(Published Monday, February 19, 2007 11:02:42 AM CST)
A d v e r t i s e m e n t
By Gina Duwe Gazette Staff
Evansville
A new retail center built on the city's east side has attracted three new businesses to the city and expanded an established one.
The retail center located on Brown School Road behind the new ACE Hardware adds to the east-side growth and created about a dozen new jobs, said Roger Berg, a developer of the project.
The center includes a real estate business, a pet store, a full-service salon and a physical therapy clinic.
"There's certain businesses that fit different locations. Some can be real fine downtown, but others need more immediate parking," Berg said. "I think we need to try to offer both."
The nearly 10,000-square-foot building opened the doors for several local entrepreneurs, each wanting to fill unmet needs in the growing city.
Xandra Kashkashian moved here from Philadelphia after working for years in the pet industry, and said it seemed like the natural thing to start Big Sweeties Pet Supply Center. She noticed plenty of pet owners in Evansville, but no place to get pet supplies.

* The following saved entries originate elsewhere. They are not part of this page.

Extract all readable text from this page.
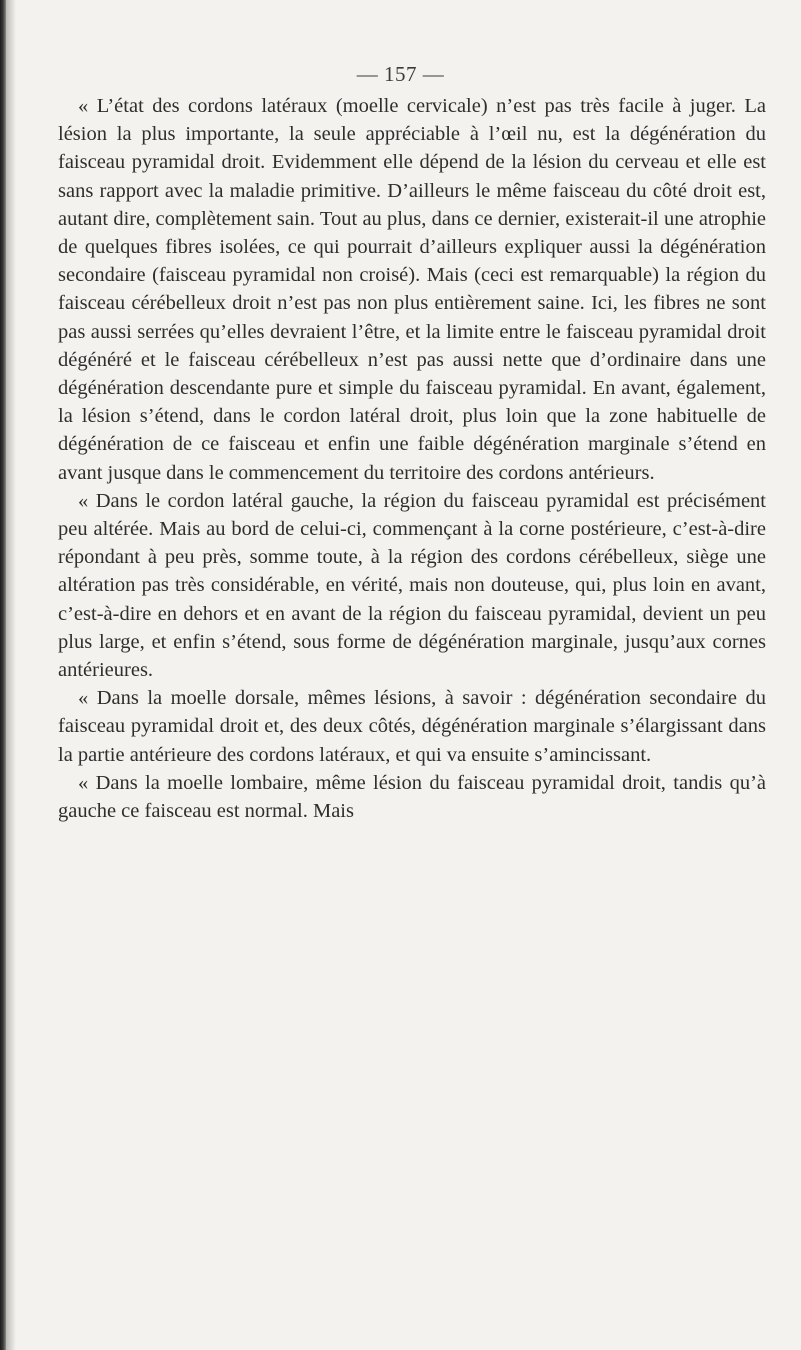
— 157 —

« L’état des cordons latéraux (moelle cervicale) n’est pas très facile à juger. La lésion la plus importante, la seule appréciable à l’œil nu, est la dégénération du faisceau pyramidal droit. Evidemment elle dépend de la lésion du cerveau et elle est sans rapport avec la maladie primitive. D’ailleurs le même faisceau du côté droit est, autant dire, complètement sain. Tout au plus, dans ce dernier, existerait-il une atrophie de quelques fibres isolées, ce qui pourrait d’ailleurs expliquer aussi la dégénération secondaire (faisceau pyramidal non croisé). Mais (ceci est remarquable) la région du faisceau cérébelleux droit n’est pas non plus entièrement saine. Ici, les fibres ne sont pas aussi serrées qu’elles devraient l’être, et la limite entre le faisceau pyramidal droit dégénéré et le faisceau cérébelleux n’est pas aussi nette que d’ordinaire dans une dégénération descendante pure et simple du faisceau pyramidal. En avant, également, la lésion s’étend, dans le cordon latéral droit, plus loin que la zone habituelle de dégénération de ce faisceau et enfin une faible dégénération marginale s’étend en avant jusque dans le commencement du territoire des cordons antérieurs.

« Dans le cordon latéral gauche, la région du faisceau pyramidal est précisément peu altérée. Mais au bord de celui-ci, commençant à la corne postérieure, c’est-à-dire répondant à peu près, somme toute, à la région des cordons cérébelleux, siège une altération pas très considérable, en vérité, mais non douteuse, qui, plus loin en avant, c’est-à-dire en dehors et en avant de la région du faisceau pyramidal, devient un peu plus large, et enfin s’étend, sous forme de dégénération marginale, jusqu’aux cornes antérieures.

« Dans la moelle dorsale, mêmes lésions, à savoir : dégénération secondaire du faisceau pyramidal droit et, des deux côtés, dégénération marginale s’élargissant dans la partie antérieure des cordons latéraux, et qui va ensuite s’amincissant.

« Dans la moelle lombaire, même lésion du faisceau pyramidal droit, tandis qu’à gauche ce faisceau est normal. Mais
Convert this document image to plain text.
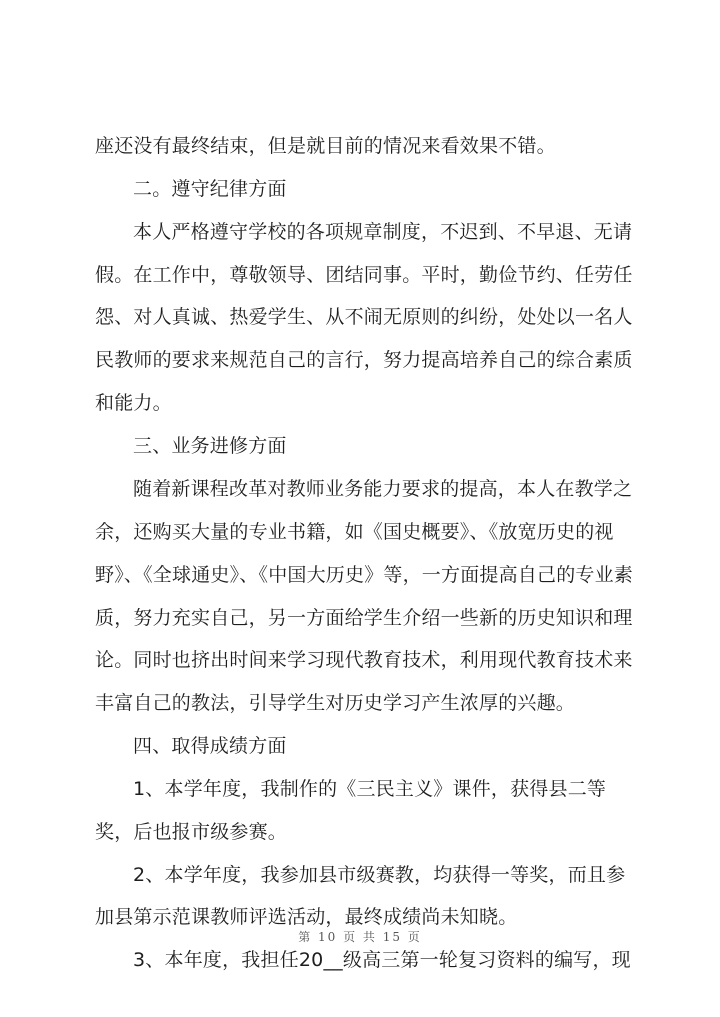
座还没有最终结束，但是就目前的情况来看效果不错。
二。遵守纪律方面
本人严格遵守学校的各项规章制度，不迟到、不早退、无请
假。在工作中，尊敬领导、团结同事。平时，勤俭节约、任劳任
怨、对人真诚、热爱学生、从不闹无原则的纠纷，处处以一名人
民教师的要求来规范自己的言行，努力提高培养自己的综合素质
和能力。
三、业务进修方面
随着新课程改革对教师业务能力要求的提高，本人在教学之
余，还购买大量的专业书籍，如《国史概要》、《放宽历史的视
野》、《全球通史》、《中国大历史》等，一方面提高自己的专业素
质，努力充实自己，另一方面给学生介绍一些新的历史知识和理
论。同时也挤出时间来学习现代教育技术，利用现代教育技术来
丰富自己的教法，引导学生对历史学习产生浓厚的兴趣。
四、取得成绩方面
1、本学年度，我制作的《三民主义》课件，获得县二等
奖，后也报市级参赛。
2、本学年度，我参加县市级赛教，均获得一等奖，而且参
加县第示范课教师评选活动，最终成绩尚未知晓。
3、本年度，我担任20__级高三第一轮复习资料的编写，现
第 10 页 共 15 页
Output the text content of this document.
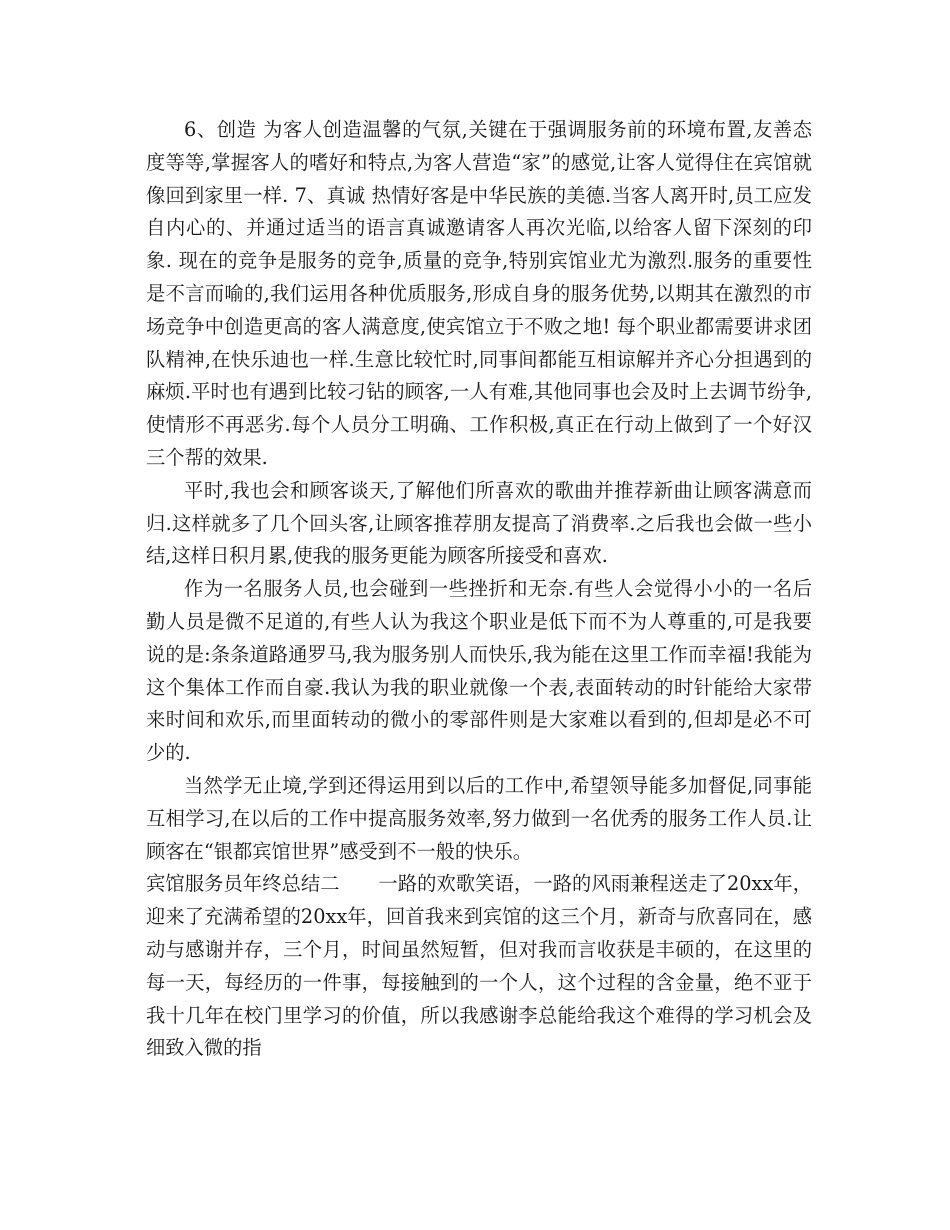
6、创造 为客人创造温馨的气氛,关键在于强调服务前的环境布置,友善态度等等,掌握客人的嗜好和特点,为客人营造“家”的感觉,让客人觉得住在宾馆就像回到家里一样. 7、真诚 热情好客是中华民族的美德.当客人离开时,员工应发自内心的、并通过适当的语言真诚邀请客人再次光临,以给客人留下深刻的印象. 现在的竞争是服务的竞争,质量的竞争,特别宾馆业尤为激烈.服务的重要性是不言而喻的,我们运用各种优质服务,形成自身的服务优势,以期其在激烈的市场竞争中创造更高的客人满意度,使宾馆立于不败之地! 每个职业都需要讲求团队精神,在快乐迪也一样.生意比较忙时,同事间都能互相谅解并齐心分担遇到的麻烦.平时也有遇到比较刁钻的顾客,一人有难,其他同事也会及时上去调节纷争,使情形不再恶劣.每个人员分工明确、工作积极,真正在行动上做到了一个好汉三个帮的效果.

平时,我也会和顾客谈天,了解他们所喜欢的歌曲并推荐新曲让顾客满意而归.这样就多了几个回头客,让顾客推荐朋友提高了消费率.之后我也会做一些小结,这样日积月累,使我的服务更能为顾客所接受和喜欢.

作为一名服务人员,也会碰到一些挫折和无奈.有些人会觉得小小的一名后勤人员是微不足道的,有些人认为我这个职业是低下而不为人尊重的,可是我要说的是:条条道路通罗马,我为服务别人而快乐,我为能在这里工作而幸福!我能为这个集体工作而自豪.我认为我的职业就像一个表,表面转动的时针能给大家带来时间和欢乐,而里面转动的微小的零部件则是大家难以看到的,但却是必不可少的.

当然学无止境,学到还得运用到以后的工作中,希望领导能多加督促,同事能互相学习,在以后的工作中提高服务效率,努力做到一名优秀的服务工作人员.让顾客在“银都宾馆世界”感受到不一般的快乐。

宾馆服务员年终总结二　　一路的欢歌笑语，一路的风雨兼程送走了20xx年，迎来了充满希望的20xx年，回首我来到宾馆的这三个月，新奇与欣喜同在，感动与感谢并存，三个月，时间虽然短暂，但对我而言收获是丰硕的，在这里的每一天，每经历的一件事，每接触到的一个人，这个过程的含金量，绝不亚于我十几年在校门里学习的价值，所以我感谢李总能给我这个难得的学习机会及细致入微的指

"You have to go 17, 18 miles in any direction, so we thought this was a place to put one in," she said. "It would be like a whole population without a grocery store."

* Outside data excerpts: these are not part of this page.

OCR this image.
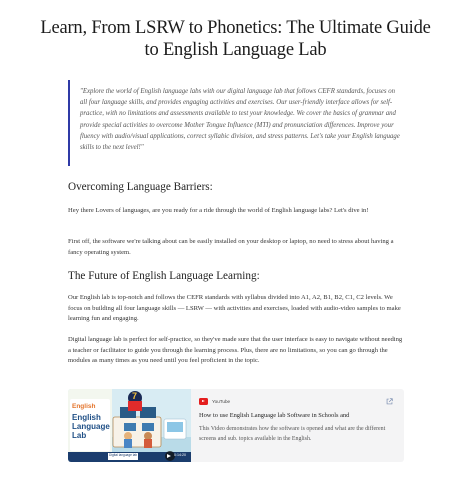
Learn, From LSRW to Phonetics: The Ultimate Guide to English Language Lab

"Explore the world of English language labs with our digital language lab that follows CEFR standards, focuses on all four language skills, and provides engaging activities and exercises. Our user-friendly interface allows for self-practice, with no limitations and assessments available to test your knowledge. We cover the basics of grammar and provide special activities to overcome Mother Tongue Influence (MTI) and pronunciation differences. Improve your fluency with audio/visual applications, correct syllabic division, and stress patterns. Let's take your English language skills to the next level!"

Overcoming Language Barriers:

Hey there Lovers of languages, are you ready for a ride through the world of English language labs? Let's dive in!

First off, the software we're talking about can be easily installed on your desktop or laptop, no need to stress about having a fancy operating system.

The Future of English Language Learning:

Our English lab is top-notch and follows the CEFR standards with syllabus divided into A1, A2, B1, B2, C1, C2 levels. We focus on building all four language skills — LSRW — with activities and exercises, loaded with audio-video samples to make learning fun and engaging.

Digital language lab is perfect for self-practice, so they've made sure that the user interface is easy to navigate without needing a teacher or facilitator to guide you through the learning process. Plus, there are no limitations, so you can go through the modules as many times as you need until you feel proficient in the topic.

English
English Language Lab
7
Digital language lab	0:14:20
YouTube

How to use English Language lab Software in Schools and

This Video demonstrates how the software is opened and what are the different screens and sub. topics available in the English.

The same went for physical therapist Blase Strobl.
He started his first clinic in Janesville about 12 years ago, and found many of his patients were driving from Evansville, said his wife, Katarina, who also works in the office.
Now his clinic, Evansville Physical Therapy and Rehabilitation Specialists, will provide residents with care in a private-clinic setting, including an aquatic center coming in spring.
"That definitely sets our clinic apart from our other clinics and other hospitals," she said.
Blase also owns a clinic in Clinton.
Evansville native Shannon Winger-Omvig also found a need for "a more upscale" full-service salon. She opened Indulge Spa & Salon after working for Heads Up Hair Design in Evansville. Her hair salon includes tanning, massage, facials, nails and body treatments.
"I'm hoping to accommodate the growth of Evansville," she said. "We have a lot of people from bigger cities where they're used to something a little nicer to accommodate all the services in one area."
For Allen Realty, it was space needs.
The real estate agency has been in business for four years, and the move doubled the size of its previous office on East Main Street, owner Lauri Allen said.
With the space came four new employees, too, she said.